A mudança, embora atenda a muitos pedidos de torcedores e mostre uma ação contra essa sensação de marmelada (ainda que, de fato, ela pouco tenha ocorrido), traz consequências para o campeonato, para os times e para os torcedores que merecem ser ponderadas.

Primeiro, o campeonato perderá com todos os clássicos concentrados apenas nas rodadas finais. Isso porque não teremos nenhum desses confrontos durante a competição, que são sempre motivos de esquentar a competição – sabemos que quando um time vence um clássico, sua motivação aumenta e pode embalar.

Segundo, temos um problema logístico. Sim, porque colocar clássicos de uma mesma cidade em um mesmo dia acarreta problema para os times. Ao menos em um dos jogos, o mandante terá que abrir mão de jogar em seu estádio para não criar confusão. Aliás, a própria CBF já fez uma nota na tabela dizendo que o local do jogo ainda terá que ser definido.

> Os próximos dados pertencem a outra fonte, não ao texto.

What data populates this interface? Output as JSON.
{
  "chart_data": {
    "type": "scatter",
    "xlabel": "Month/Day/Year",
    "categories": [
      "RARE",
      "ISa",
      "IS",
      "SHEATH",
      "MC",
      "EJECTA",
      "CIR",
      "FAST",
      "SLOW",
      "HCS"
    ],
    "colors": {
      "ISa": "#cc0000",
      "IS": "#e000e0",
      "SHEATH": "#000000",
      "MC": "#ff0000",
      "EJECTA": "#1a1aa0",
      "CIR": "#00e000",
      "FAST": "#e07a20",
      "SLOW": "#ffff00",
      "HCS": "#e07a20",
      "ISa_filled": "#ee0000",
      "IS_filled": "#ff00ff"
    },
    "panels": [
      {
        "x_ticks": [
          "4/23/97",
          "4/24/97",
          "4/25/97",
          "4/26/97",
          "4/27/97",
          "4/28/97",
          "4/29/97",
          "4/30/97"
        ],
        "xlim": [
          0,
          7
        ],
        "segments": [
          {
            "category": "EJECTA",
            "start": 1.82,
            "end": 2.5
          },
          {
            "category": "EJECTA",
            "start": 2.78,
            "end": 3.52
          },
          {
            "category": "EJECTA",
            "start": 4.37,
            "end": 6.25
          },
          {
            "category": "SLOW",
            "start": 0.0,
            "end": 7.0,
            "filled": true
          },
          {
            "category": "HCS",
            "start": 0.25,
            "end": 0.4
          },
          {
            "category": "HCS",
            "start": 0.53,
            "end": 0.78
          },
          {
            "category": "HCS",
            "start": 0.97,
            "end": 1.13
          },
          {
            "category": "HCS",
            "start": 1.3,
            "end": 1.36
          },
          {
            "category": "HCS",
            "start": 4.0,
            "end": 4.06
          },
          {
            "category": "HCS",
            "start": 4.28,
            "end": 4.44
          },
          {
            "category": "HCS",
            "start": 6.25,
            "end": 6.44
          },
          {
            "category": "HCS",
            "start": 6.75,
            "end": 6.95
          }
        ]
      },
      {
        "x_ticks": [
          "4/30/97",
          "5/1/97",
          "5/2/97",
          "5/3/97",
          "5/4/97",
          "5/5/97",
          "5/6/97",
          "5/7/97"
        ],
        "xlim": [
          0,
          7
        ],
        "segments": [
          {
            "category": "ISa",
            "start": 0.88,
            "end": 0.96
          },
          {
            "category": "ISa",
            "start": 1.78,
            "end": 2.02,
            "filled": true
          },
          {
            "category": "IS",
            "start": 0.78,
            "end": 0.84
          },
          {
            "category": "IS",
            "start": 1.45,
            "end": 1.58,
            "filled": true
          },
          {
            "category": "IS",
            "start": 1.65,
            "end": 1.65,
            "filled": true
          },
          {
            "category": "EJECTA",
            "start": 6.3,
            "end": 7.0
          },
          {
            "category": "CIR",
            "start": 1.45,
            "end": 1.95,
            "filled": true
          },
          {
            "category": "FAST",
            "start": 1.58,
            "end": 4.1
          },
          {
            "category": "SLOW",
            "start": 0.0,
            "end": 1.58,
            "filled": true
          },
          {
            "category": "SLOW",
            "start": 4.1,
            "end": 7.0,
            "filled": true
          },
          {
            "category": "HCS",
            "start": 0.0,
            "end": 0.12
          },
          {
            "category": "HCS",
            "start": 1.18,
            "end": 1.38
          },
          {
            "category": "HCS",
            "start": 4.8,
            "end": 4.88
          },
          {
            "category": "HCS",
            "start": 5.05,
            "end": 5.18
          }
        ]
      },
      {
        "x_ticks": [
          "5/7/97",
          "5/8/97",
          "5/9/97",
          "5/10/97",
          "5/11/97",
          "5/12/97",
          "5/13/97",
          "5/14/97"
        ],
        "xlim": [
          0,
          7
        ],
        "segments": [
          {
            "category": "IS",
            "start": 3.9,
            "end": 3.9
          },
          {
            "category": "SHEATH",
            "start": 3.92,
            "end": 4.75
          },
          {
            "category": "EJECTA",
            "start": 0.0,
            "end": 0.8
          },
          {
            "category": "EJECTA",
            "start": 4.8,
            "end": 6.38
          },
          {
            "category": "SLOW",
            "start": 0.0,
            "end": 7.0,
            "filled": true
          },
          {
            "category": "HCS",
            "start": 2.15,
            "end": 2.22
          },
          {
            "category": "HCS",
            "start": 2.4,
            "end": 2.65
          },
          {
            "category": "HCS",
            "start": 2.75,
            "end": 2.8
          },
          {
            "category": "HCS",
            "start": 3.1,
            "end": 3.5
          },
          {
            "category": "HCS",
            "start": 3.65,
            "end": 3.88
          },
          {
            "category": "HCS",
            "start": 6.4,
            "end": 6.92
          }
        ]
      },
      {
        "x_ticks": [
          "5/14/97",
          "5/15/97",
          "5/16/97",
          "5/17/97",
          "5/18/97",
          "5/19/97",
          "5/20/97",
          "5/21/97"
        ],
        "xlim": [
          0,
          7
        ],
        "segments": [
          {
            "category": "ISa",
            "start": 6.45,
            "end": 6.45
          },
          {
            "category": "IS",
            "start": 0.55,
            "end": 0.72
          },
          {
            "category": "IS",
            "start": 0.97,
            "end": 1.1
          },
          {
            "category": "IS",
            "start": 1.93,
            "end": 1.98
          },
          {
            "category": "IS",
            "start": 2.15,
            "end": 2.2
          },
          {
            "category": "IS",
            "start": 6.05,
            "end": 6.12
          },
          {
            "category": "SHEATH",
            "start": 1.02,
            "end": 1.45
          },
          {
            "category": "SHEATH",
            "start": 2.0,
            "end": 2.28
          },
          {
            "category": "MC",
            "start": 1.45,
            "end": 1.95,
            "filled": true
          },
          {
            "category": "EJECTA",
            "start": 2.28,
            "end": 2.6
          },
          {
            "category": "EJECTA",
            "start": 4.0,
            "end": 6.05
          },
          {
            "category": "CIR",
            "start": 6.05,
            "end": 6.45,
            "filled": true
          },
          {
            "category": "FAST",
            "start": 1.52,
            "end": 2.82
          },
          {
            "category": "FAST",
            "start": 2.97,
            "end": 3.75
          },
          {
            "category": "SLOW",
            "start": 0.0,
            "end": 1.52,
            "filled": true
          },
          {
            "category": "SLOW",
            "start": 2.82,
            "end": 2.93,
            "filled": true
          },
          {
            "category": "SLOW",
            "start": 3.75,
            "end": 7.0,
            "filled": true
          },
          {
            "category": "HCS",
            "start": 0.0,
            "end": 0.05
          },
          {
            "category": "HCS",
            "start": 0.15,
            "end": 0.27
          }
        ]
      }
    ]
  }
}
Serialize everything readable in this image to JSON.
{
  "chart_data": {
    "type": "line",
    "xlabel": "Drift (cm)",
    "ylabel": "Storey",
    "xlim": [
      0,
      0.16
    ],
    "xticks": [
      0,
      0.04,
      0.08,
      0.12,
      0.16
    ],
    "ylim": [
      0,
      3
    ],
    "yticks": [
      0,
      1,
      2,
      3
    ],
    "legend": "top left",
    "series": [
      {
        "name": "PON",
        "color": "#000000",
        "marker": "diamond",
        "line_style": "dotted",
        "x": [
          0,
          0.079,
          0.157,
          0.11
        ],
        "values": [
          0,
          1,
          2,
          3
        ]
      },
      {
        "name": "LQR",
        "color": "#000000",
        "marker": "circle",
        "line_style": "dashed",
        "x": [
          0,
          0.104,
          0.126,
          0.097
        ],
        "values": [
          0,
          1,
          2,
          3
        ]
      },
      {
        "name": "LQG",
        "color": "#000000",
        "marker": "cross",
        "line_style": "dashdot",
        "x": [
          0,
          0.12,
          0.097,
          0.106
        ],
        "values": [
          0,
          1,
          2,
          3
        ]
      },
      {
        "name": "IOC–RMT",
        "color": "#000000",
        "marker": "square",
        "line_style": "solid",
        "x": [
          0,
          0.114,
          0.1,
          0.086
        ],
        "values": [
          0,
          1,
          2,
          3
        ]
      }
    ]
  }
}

Na última rodada, temos simplesmente dois clássicos paulistas: Corinthians contra o Palmeiras, mando corintiano, e São Paulo e Santos, com mando são-paulino. Um dos dois times terá que abrir mão do seu mando e jogar no interior. Se um dos mandantes não estiver disputando o título, deve mandar o jogo no interior, tirando a chance da sua torcida de assistir um dos grandes jogos do campeonato, contra o rival. Prejuízo para a torcida.

Podemos imaginar um cenário ainda mais complicado. Imagine que tanto Corinthians quanto São Paulo disputem o título. Um deles terá a desvantagem de não ter o mando e ter que jogar “fora” uma partida decisiva. Ainda podemos imaginar que Santos e Palmeiras estejam disputando o título. Um deles seria beneficiado por jogar em um campo neutro contra um rival.

Outra desvantagem é que os jogos perdem um pouco do seu brilho. Isso porque os jogos da última rodada são no mesmo horário e, com isso, têm sua importância e diminuída, já que será menos visto. Clássicos como Flamengo e Fluminense são jogos que atraem não só os torcedores dos seus próprios times, mas todo mundo que gosta de futebol. O mesmo para Palmeiras e Corinthians, ou Cruzeiro e Atlético-MG. Com todos ao mesmo tempo, menos gente os assistirão.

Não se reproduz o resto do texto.